General
- OpenAI’s data scraping wins big as Raw Story’s copyright lawsuit dismissed by NY court. The crux is that the plaintiffs could not demonstrate a concrete, actual harm from OpenAI’s actions.
- An article on Reuters: OpenAI and others seek new path to smarter AI as current methods hit limitations. It repeats the assertions (disputed by many experts in the community) that next-generation models (under development) are under-performing, and that AI labs are hitting data walls. They also emphasize that the path forward involves more “inference-time compute” to unlock reasoning.
- It is interesting to see the article including a quote from Ilya Sutskever, who has been largely quiet in the public sphere, after his departure from OpenAI and founding of SSI.
- The AI Semiconductor Landscape.
- Lex Fridman interviews Anthropic: Dario Amodei (CEO), Amanda Askell (develops Claude’s personality), Chris Olah (works on mechanistic interpretability).
Research Insights
- The Surprising Effectiveness of Test-Time Training for Abstract Reasoning (code). They implement temporary updates to weights at inference-time, using a loss and gradients in the usual (training) manner. They show strong performance on ARC tasks.
- Mansi Sakarvadia’s thesis: Towards Interpreting Language Models: A Case Study in Multi-Hop Reasoning. Develops a system to allow the user to inject prompt-specific information into inference, which can improve multi-step reasoning. Also describes Attention Lens, to convert attention heads into interpretable tokens.
- Language Models are Hidden Reasoners: Unlocking Latent Reasoning Capabilities via Self-Rewarding (code).
LLM
- OpenCoder: The Open Cookbook for Top-Tier Code Large Language Models (weights, preprint).
- Release of: Qwen2.5-Coder Series: Powerful, Diverse, Practical. Currently at the top of the coding leaderboard.
AI Agents
- Microsoft introduces: Magentic-One: A Generalist Multi-Agent System for Solving Complex Tasks.
- Microsoft releases an experimental library: TinyTroupe 🤠🤓🥸🧐: LLM-powered multiagent persona simulation for imagination enhancement and business insights.
- Nous Research announces: Introducing the Forge Reasoning API Beta and Nous Chat: An Evolution in LLM Inference. They claim this provides an easy way to take an existing model and run it in a reasoning mode (using inference-time compute).

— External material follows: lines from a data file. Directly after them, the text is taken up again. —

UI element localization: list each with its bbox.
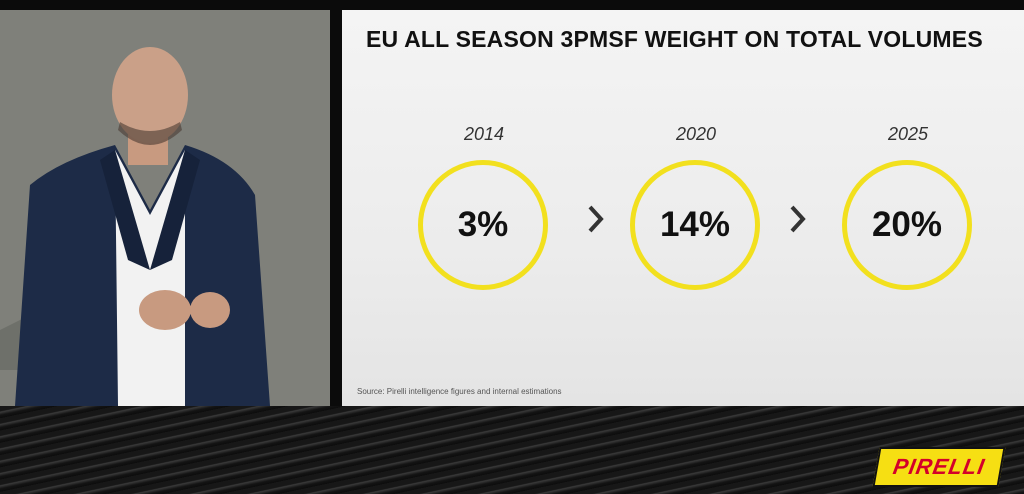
chevron-right-icon [790, 205, 806, 233]
year-label-2025: 2025 [887, 124, 929, 144]
value-2020: 14% [659, 205, 731, 244]
pirelli-logo: PIRELLI [872, 447, 1006, 487]
milestone-row: 2014 3% 2020 14% 2025 20% [342, 110, 1024, 310]
year-label-2014: 2014 [463, 124, 505, 144]
logo-text: PIRELLI [891, 454, 987, 479]
year-label-2020: 2020 [675, 124, 717, 144]
slide-title: EU ALL SEASON 3PMSF WEIGHT ON TOTAL VOLU… [366, 26, 983, 52]
source-note: Source: Pirelli intelligence figures and… [357, 387, 562, 396]
stage-floor-graphic [0, 406, 1024, 494]
value-2025: 20% [871, 205, 943, 244]
presentation-slide: EU ALL SEASON 3PMSF WEIGHT ON TOTAL VOLU… [342, 10, 1024, 406]
speaker-video-feed [0, 10, 330, 406]
chevron-right-icon [588, 205, 604, 233]
value-2014: 3% [457, 205, 509, 244]
value-circle-2025: 20% [842, 160, 972, 290]
value-circle-2014: 3% [418, 160, 548, 290]
presenter-figure [0, 10, 330, 406]
value-circle-2020: 14% [630, 160, 760, 290]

- Mina Fahmi produced this image listing the ways that human and AI could work together:
Video
- AutoVFX: Physically Realistic Video Editing from Natural Language Instructions (preprint, code, examples).
- Pollo AI has released a video generator. Outputs are quite good, though not quite challenging the state-of-the-art.

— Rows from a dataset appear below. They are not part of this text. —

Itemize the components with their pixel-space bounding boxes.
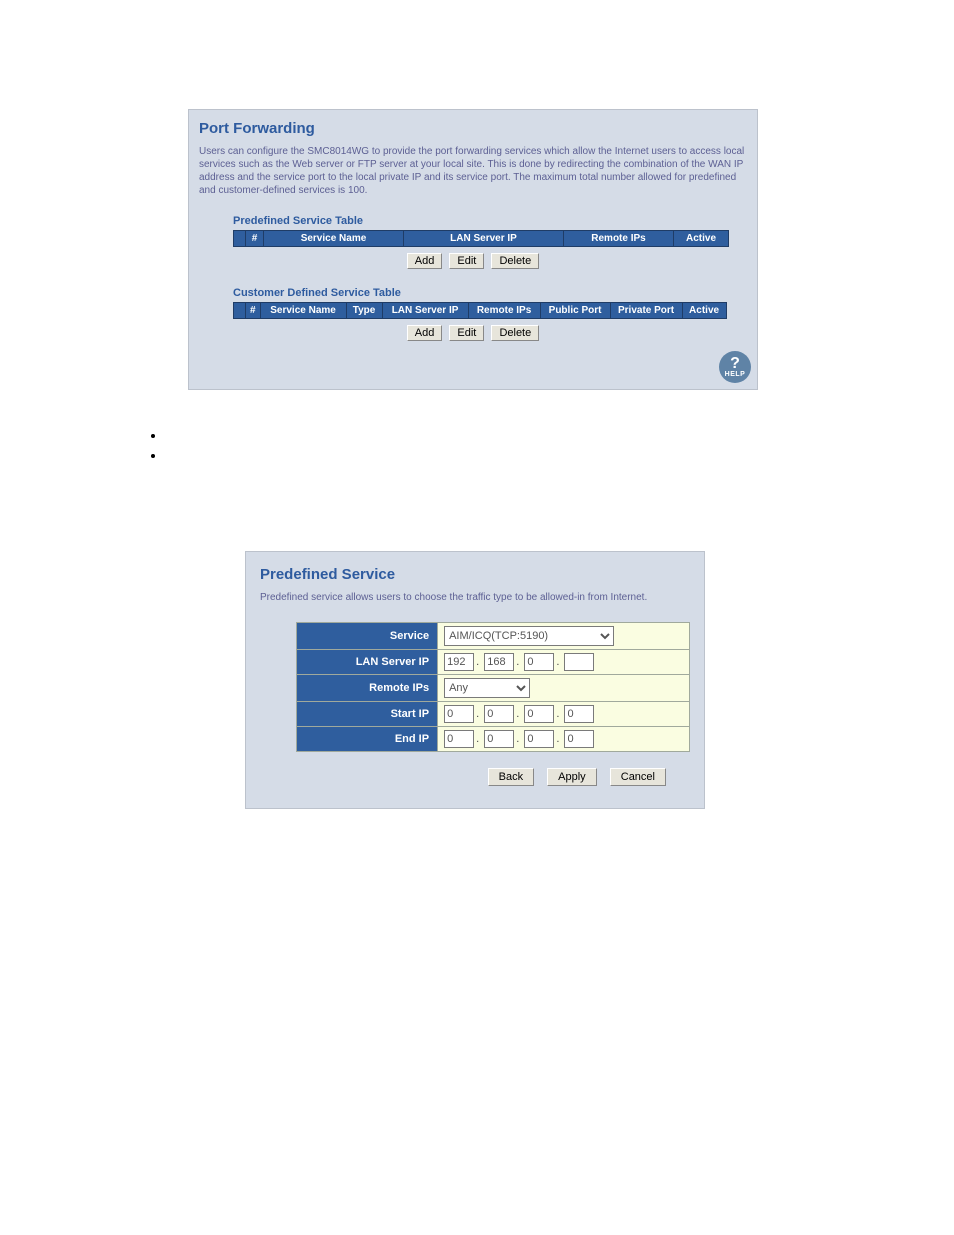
service-select[interactable]: AIM/ICQ(TCP:5190) [444, 626, 614, 646]
delete-button[interactable]: Delete [491, 325, 539, 341]
col-number: # [246, 231, 264, 247]
port-forwarding-panel: Port Forwarding Users can configure the … [188, 109, 758, 390]
dot: . [476, 708, 479, 720]
label-lan-server-ip: LAN Server IP [297, 650, 438, 675]
col-lan-server-ip: LAN Server IP [404, 231, 564, 247]
label-start-ip: Start IP [297, 702, 438, 727]
dot: . [556, 708, 559, 720]
col-service-name: Service Name [264, 231, 404, 247]
predefined-service-panel: Predefined Service Predefined service al… [245, 551, 705, 809]
cancel-button[interactable]: Cancel [610, 768, 666, 786]
end-ip-b[interactable] [484, 730, 514, 748]
form-button-row: Back Apply Cancel [260, 768, 668, 786]
start-ip-a[interactable] [444, 705, 474, 723]
col-service-name: Service Name [260, 303, 346, 319]
col-remote-ips: Remote IPs [564, 231, 674, 247]
label-end-ip: End IP [297, 727, 438, 752]
col-blank [234, 303, 246, 319]
label-remote-ips: Remote IPs [297, 675, 438, 702]
customer-table-title: Customer Defined Service Table [233, 287, 747, 299]
lan-ip-b[interactable] [484, 653, 514, 671]
edit-button[interactable]: Edit [449, 253, 484, 269]
lan-ip-c[interactable] [524, 653, 554, 671]
help-question-mark: ? [730, 356, 740, 372]
dot: . [516, 733, 519, 745]
dot: . [556, 656, 559, 668]
col-active: Active [682, 303, 726, 319]
customer-button-row: Add Edit Delete [199, 325, 747, 341]
customer-defined-service-table: # Service Name Type LAN Server IP Remote… [233, 302, 727, 319]
lan-ip-a[interactable] [444, 653, 474, 671]
add-button[interactable]: Add [407, 325, 443, 341]
panel-title: Port Forwarding [199, 120, 747, 137]
edit-button[interactable]: Edit [449, 325, 484, 341]
dot: . [516, 708, 519, 720]
table-header-row: # Service Name LAN Server IP Remote IPs … [234, 231, 729, 247]
col-number: # [246, 303, 261, 319]
panel-description: Users can configure the SMC8014WG to pro… [199, 145, 747, 197]
col-public-port: Public Port [540, 303, 610, 319]
dot: . [476, 733, 479, 745]
col-remote-ips: Remote IPs [468, 303, 540, 319]
predefined-button-row: Add Edit Delete [199, 253, 747, 269]
predefined-service-form: Service AIM/ICQ(TCP:5190) LAN Server IP … [296, 622, 690, 752]
dot: . [476, 656, 479, 668]
start-ip-c[interactable] [524, 705, 554, 723]
start-ip-b[interactable] [484, 705, 514, 723]
end-ip-d[interactable] [564, 730, 594, 748]
col-blank [234, 231, 246, 247]
end-ip-a[interactable] [444, 730, 474, 748]
help-icon[interactable]: ? HELP [719, 351, 751, 383]
label-service: Service [297, 623, 438, 650]
lan-ip-d[interactable] [564, 653, 594, 671]
dot: . [556, 733, 559, 745]
predefined-table-title: Predefined Service Table [233, 215, 747, 227]
col-private-port: Private Port [610, 303, 682, 319]
add-button[interactable]: Add [407, 253, 443, 269]
end-ip-c[interactable] [524, 730, 554, 748]
dot: . [516, 656, 519, 668]
col-lan-server-ip: LAN Server IP [382, 303, 468, 319]
col-active: Active [674, 231, 729, 247]
panel-description: Predefined service allows users to choos… [260, 591, 690, 604]
back-button[interactable]: Back [488, 768, 534, 786]
remote-ips-select[interactable]: Any [444, 678, 530, 698]
col-type: Type [346, 303, 382, 319]
start-ip-d[interactable] [564, 705, 594, 723]
predefined-service-table: # Service Name LAN Server IP Remote IPs … [233, 230, 729, 247]
delete-button[interactable]: Delete [491, 253, 539, 269]
panel-title: Predefined Service [260, 566, 690, 583]
apply-button[interactable]: Apply [547, 768, 597, 786]
help-label: HELP [725, 371, 746, 378]
table-header-row: # Service Name Type LAN Server IP Remote… [234, 303, 727, 319]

- Current quality of video generations:
- Plants dancing.
- Insect on tree.
- Trailers for The Silmarillion and The Fall of Gondolin (by Abandoned Films).
- Moody sci-fi.
- Migration (made by combining Runway ML Gen3-Alpha and traditional animation).
- After the Winter (music made using Suno v4).
- Horror: Ridge to Southwest.
- The Gardener (by Machine Mythos).
World Synthesis
- ReconX: Reconstruct Any Scene from Sparse Views with Video Diffusion Model. Just two images of a scene are enough to reconstruct a 3D model.
Science
- AI protein-prediction tool AlphaFold3 is now open source (code).
- Robot that watched surgery videos performs with skill of human doctor.
Robots
- New Deep Robotics video shows very good terrain navigation from a quadruped-with-wheels design.